10 responses to How to Install the Latest Blender in Ubuntu via Official Linux Tarball

  1. SAHAINI BIN AHMAD SAFIAN December 10, 2021 at 7:14 am

    TQ. Nice tut

  2. very helpful. I’m a Windows user who is just trying to get graphics applications to run under Windows subsystem for Linux Ubuntu. sudo apt was only getting me old versions of Blender. snap is not yet working reliably on WSL2 because of daemon issues (I think). You are teaching me good command line basics.

    Blender starts, but because WSL2 is still not running gnome, I’ve been stuck typing the whole path /opt/blender/blender until I learn how to add a command line alias to start from bash. Any insights?

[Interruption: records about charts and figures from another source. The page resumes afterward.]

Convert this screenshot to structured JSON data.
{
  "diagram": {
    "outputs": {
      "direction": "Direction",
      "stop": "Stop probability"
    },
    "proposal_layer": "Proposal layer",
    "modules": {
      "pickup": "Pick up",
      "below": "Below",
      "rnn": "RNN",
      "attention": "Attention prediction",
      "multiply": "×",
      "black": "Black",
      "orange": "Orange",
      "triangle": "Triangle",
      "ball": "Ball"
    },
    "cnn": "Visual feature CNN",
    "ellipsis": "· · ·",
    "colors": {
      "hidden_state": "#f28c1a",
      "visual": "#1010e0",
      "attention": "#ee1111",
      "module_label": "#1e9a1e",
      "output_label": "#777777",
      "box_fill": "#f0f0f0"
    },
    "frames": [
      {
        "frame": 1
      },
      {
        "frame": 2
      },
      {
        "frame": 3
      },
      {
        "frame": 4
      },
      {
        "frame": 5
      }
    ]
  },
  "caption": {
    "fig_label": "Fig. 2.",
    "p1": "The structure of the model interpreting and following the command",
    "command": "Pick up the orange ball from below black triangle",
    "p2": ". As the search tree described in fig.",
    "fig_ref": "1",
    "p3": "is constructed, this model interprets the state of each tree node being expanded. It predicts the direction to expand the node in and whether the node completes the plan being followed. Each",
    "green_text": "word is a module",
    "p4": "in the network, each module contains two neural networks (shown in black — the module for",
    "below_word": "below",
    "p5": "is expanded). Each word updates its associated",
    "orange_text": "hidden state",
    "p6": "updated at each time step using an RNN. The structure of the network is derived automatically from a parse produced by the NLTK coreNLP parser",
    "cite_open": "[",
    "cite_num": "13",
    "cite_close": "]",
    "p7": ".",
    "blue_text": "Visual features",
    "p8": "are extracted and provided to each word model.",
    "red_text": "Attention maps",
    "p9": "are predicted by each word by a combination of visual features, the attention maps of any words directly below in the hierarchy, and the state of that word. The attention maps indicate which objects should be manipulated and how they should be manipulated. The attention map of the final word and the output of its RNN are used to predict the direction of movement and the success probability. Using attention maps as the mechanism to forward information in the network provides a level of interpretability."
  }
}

    • Anonymous Coward January 13, 2022 at 7:36 pm

      ln -s /opt/blender/blender ~/bin

      This should create a symbolic link to the blender binary and put it in ~/bin (which is probably in your default PATH)

  3. thank you so much your ubuntu hand book is ALWAYS very usefull

  4. Oh my god after sifting through broken bs tutorials for like an hour this tutorial saved me so much headache thank you so much

  5. Thank you so much it was very helpful

  6. I didn’t realize that thomas ppa is unactive. Thank you for detail explanatoin about how to install from the tarbal

  7. you are so real for this tutorial

  8. Thanks for the instructions – simple and to the point with out the gibberish to show how smart you that so many think is required

  9. thanks! blender installed via pack on my ubuntu (22.04), and the same on the ubuntu 24 version, has not been working accent keys, but like “á, ã, â, common in my language. in addition, many shortcuts, such as “/’ also do not work. i will try via tar… but it’s the kind of thing that discourages me. all the software I’ve tried to install on ubuntu, such as Krita, Opera, etc. has shown problems. even a simple firewall needs command lines to be installed. as a new Linux user, I’ve been very discouraged by the complexity of running simple programs.